Ifa membantingkan tubuhnya ke sofa saat sampai dirumah. Rasanya ia ingin bermalas malasan untuk saat ini.

Kegiatan kampus yang padat memang sulit dielak. Apalagi Ifa masuk ke fakultas yang bukan main main. Kadang ia merasa iri pada Azizah yang masuk ke Fakultas pendidikan. Itu justru berbanding terbalik dengan dirinya yang memilih masuk ke Fakultas Kedokteran. Dimana seseorang tidak boleh hanya leha leha atau bersenang senang saja.

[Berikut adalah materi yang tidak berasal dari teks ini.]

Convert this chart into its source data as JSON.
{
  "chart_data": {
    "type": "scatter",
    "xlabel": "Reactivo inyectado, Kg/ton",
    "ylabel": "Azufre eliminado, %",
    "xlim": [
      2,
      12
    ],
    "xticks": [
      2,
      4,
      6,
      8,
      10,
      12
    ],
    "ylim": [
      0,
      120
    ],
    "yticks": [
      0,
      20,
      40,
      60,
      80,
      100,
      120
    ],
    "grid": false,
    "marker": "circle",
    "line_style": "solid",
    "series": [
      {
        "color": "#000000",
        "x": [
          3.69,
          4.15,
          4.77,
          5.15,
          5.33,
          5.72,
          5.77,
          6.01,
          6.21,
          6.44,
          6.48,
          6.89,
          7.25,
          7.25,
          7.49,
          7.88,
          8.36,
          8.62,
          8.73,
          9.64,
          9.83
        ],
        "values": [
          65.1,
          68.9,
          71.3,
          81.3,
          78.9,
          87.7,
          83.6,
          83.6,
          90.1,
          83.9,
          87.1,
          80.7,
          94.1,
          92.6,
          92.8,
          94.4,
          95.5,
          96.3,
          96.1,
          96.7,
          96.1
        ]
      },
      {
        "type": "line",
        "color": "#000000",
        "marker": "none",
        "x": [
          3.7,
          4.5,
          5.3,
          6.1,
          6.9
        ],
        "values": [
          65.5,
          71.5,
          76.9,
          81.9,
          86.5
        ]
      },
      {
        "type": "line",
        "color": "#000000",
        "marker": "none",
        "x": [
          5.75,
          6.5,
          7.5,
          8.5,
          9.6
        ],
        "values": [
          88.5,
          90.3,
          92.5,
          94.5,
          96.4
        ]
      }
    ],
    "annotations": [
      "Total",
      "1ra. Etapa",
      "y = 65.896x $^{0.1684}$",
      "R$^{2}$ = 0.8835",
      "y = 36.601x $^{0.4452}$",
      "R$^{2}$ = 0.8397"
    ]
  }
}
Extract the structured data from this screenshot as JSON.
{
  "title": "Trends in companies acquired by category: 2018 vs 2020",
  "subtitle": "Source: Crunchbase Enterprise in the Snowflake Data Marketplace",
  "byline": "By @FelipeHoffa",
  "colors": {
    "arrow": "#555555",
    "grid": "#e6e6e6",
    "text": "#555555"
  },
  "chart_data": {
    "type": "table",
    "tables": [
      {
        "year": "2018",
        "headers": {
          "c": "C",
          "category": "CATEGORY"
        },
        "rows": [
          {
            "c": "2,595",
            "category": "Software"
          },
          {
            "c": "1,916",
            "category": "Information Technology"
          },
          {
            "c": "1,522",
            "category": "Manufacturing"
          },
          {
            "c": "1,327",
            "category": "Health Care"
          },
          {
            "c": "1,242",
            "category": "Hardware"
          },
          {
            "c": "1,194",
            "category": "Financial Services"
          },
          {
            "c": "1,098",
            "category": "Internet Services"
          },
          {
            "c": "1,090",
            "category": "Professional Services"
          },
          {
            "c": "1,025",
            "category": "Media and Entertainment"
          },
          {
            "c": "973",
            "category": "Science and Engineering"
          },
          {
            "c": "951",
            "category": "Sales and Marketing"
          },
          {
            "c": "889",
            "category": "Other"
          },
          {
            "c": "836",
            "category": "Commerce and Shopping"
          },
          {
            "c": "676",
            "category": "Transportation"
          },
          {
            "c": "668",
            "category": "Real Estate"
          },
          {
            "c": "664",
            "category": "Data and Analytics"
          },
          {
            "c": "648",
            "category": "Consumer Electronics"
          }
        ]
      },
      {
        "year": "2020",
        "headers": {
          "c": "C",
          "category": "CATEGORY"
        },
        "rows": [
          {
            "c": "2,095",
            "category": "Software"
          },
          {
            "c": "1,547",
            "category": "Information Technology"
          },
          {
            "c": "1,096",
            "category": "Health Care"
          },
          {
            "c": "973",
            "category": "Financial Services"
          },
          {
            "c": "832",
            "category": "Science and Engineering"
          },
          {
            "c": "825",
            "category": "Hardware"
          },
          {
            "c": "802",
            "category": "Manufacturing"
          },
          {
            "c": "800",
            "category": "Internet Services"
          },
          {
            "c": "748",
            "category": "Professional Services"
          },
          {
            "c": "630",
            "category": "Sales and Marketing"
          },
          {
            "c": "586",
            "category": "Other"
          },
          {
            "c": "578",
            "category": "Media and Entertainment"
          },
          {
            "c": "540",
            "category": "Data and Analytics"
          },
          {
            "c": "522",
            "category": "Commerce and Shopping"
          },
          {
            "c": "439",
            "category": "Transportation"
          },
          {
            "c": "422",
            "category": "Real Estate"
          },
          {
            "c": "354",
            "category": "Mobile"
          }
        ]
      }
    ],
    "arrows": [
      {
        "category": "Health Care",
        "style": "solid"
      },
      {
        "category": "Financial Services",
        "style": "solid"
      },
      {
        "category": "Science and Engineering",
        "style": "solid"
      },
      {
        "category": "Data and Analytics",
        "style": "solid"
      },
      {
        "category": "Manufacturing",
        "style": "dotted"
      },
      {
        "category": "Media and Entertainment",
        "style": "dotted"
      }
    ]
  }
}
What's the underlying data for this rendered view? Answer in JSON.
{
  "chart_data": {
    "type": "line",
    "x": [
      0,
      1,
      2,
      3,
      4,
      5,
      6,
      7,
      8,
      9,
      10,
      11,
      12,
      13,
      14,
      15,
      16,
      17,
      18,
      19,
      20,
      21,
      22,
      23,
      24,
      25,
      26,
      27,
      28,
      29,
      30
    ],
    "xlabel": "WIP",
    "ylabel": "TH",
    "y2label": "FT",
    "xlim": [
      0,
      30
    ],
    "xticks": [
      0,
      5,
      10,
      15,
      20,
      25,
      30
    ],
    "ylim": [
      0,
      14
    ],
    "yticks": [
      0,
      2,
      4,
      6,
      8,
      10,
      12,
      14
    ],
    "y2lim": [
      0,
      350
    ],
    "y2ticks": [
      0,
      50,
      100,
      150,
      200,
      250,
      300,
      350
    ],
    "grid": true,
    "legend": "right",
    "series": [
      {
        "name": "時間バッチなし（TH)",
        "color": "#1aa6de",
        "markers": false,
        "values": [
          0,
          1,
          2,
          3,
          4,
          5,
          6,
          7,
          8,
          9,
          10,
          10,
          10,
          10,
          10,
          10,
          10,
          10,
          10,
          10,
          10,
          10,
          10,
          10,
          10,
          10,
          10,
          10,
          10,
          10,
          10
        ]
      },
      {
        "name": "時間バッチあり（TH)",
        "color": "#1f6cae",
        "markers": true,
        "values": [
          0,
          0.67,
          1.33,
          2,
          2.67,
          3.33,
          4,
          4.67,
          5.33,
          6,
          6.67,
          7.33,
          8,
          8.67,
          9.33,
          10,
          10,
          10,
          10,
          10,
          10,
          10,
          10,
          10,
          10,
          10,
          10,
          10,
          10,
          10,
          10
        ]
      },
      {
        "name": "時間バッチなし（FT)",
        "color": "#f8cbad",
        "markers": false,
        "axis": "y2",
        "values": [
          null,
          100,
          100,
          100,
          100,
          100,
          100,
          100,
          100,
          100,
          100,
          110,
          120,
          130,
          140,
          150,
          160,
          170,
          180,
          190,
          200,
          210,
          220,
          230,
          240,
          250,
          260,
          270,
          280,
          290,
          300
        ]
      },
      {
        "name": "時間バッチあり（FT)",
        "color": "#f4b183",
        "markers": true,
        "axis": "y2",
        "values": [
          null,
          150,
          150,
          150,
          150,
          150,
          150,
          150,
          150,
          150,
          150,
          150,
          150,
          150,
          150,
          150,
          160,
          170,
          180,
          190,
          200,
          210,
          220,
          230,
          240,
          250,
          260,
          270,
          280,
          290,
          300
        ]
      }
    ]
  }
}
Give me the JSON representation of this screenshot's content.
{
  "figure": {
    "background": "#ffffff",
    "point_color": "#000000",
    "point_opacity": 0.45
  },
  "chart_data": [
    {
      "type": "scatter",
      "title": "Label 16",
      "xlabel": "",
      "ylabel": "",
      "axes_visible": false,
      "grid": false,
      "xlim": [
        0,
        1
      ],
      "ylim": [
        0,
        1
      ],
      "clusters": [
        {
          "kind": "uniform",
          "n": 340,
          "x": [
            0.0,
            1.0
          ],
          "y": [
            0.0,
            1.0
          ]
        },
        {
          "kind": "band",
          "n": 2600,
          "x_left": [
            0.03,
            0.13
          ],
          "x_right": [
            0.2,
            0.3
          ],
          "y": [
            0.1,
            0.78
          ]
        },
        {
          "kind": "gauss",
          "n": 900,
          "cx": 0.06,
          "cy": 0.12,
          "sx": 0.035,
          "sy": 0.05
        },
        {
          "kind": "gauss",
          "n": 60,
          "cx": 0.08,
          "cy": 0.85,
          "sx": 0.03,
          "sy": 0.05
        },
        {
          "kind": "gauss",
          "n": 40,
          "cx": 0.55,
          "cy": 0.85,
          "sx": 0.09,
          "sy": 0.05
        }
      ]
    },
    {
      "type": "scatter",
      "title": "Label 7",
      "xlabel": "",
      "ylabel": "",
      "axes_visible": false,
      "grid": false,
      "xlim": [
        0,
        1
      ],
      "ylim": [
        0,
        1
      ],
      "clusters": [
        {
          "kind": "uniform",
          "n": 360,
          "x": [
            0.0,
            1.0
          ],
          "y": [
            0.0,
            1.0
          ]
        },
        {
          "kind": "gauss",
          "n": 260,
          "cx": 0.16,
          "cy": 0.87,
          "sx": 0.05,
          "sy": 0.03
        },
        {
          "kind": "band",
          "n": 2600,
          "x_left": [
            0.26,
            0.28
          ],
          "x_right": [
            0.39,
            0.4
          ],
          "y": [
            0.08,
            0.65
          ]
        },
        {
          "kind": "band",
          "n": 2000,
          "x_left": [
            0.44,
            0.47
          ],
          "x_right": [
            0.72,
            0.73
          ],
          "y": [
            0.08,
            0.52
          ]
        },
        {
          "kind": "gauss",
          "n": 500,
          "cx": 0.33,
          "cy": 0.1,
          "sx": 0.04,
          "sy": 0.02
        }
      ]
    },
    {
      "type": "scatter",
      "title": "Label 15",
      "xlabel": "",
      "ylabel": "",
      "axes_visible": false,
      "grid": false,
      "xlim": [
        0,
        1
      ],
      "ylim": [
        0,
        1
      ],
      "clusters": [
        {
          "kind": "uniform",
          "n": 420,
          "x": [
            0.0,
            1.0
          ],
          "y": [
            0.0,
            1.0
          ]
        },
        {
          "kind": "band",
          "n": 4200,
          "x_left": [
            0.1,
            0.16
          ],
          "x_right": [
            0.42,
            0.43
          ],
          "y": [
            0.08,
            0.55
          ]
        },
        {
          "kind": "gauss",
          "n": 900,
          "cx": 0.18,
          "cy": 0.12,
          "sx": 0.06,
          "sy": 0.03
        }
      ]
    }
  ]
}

Sejenak Ifa melirik ke arah Azizah yang tengah menikmati dunia membacanya.

Baginya Azizah adalah sahabatnya yang paling sempurna. Wajahnya yang terkesan masih seperti anak kecil  sangatlah mencerminkan diri Azizah. Ditambah kerudung simple yang selalu dikenakan Azizah membuat Ifa seolah cemburu. Cemburu karena dirinya masih belum mengenakan kerudung diusianya yang semakin dewasa.

Azizah adalah sahabatnya sejak SMP. Jadi itulah yang mungkin membuat Azizah saat ini dapat tinggal dirumah Ifa saat ia sedang kebingungan mencari tempat tinggal dikota tempatnya kuliah.

Sebenarnya Azizah sempat menolak saat Ifa menawarinya untuk tinggal dirumah orang tua Ifa. Walaupun sekeras apapun Ifa membujuk Azizah untuk menerima tawarannya, tetap saja Azizah menolak. Hingga pada akhirnya Azizah mengajukkan syarat jika akan menerima tawaran Ifa. Syaratnya adalah ia akan membayar selama tinggal dirumah Ifa.

Jujur saja saat Azizah mengajukan persyaratan, Ifa berdecak kesal. Bagaimana tidak, niat Ifa untuk menolong Azizah malah ditolak dengan dalil membayar setiap bulannya. Namun tak ada yang bisa dilakukan Ifa selain menerima persyaratan Azizah.

"Aku ke kamar dulu ya Fa! Mau bersih bersih diri." ucap Azizah yang membuyarkan lamunan Ifa.

"Hah? Bukannya kalau bersih bersih diri tu dikamar mandi, bukannya dikamar?"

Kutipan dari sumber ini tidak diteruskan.